Don’t want to repeat the same mistake, China’s central government had advised people to stay for the holiday.
The government hasn’t banned travel but people should follow official guidance. Billions of trips usually in China for the lunar new year. Train tickets sell out weeks in advance then stations are full of people in the days running up to the holiday. This year, it doesn’t happen. While the central government isn’t forcing people to stay at home, some bosses are. Any controls are happening at a local level, instead.
A law professor at a university in Shijiazhuang, the provincial capital of Hebei, Zhang said that his workplace had prevented him and other teachers from travel. A cluster of Covid-19 cases appeared there last month. While the city has reported no locally spread cases over the last few days, his university administration is still on warning.
In April last year, Zhang’s workplace requested teachers hand in their passports so they couldn’t go abroad. Zhang told them he’d lost him to avoid giving it over. Eight months on, his danwei had each of its employees self-report their travel itineraries in its WeChat groups. They revealed, one by one, whether they went to recent virus hotspots. These messages were collected into reports that were sent to the university’s Prevention and Control department.
Feng Ouxing, a state-owned enterprise researcher, is back in her home province of Fujian. To leave Beijing she had to fill in a form declaring a reason for why she was leaving, where she was going, and what transport she would take. Her work unit didn’t mind about her to Fujian. That is not the case for everyone – civil servants in other areas of China are expected to set an example. Most are required to stay where they work unless there are “special circumstances.”

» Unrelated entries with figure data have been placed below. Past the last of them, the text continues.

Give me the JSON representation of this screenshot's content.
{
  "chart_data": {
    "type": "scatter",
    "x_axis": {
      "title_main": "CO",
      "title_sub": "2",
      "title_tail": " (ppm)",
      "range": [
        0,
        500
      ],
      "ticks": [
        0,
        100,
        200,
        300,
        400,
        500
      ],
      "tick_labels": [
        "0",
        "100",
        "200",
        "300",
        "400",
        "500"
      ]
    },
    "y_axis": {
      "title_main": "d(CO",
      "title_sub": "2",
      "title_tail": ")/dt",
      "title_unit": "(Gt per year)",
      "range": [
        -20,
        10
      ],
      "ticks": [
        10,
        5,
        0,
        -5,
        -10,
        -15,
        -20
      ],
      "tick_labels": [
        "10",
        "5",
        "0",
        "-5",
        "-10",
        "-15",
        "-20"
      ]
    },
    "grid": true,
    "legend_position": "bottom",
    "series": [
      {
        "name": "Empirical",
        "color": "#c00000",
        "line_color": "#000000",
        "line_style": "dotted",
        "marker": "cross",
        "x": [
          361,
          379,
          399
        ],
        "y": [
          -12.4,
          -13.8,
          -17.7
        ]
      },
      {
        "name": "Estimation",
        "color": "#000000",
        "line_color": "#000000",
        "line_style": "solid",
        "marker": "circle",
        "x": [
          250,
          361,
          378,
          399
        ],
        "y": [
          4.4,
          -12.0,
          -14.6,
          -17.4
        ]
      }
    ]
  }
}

She also notes that the app released by the State Council tracks GPS locations shared by telecom companies and can show which jurisdictions you’ve been to within the last 14 days. She’s admitted that she would be more worried about sudden policy changes made by local governments than getting infected. Feng remembers how last year when she returned to Beijing, she had to quarantine for two weeks. It was already April, far later than she’d expected to be able to return.
Sudden changes in Covid-19 related policies have been part of China’s overall response. If there are new cases in a city, the local government’s response follows a set guide. There is a swift lockdown, mass testing, and everyone waits within their residential compounds until there are no locally transmitted cases.
It may be effective for reducing the virus, but there is also has a huge influence on people’s lives. They are often stuck, in cities where they don’t work, for months on end without pays. And once they do return, that can mean facing another quarantine.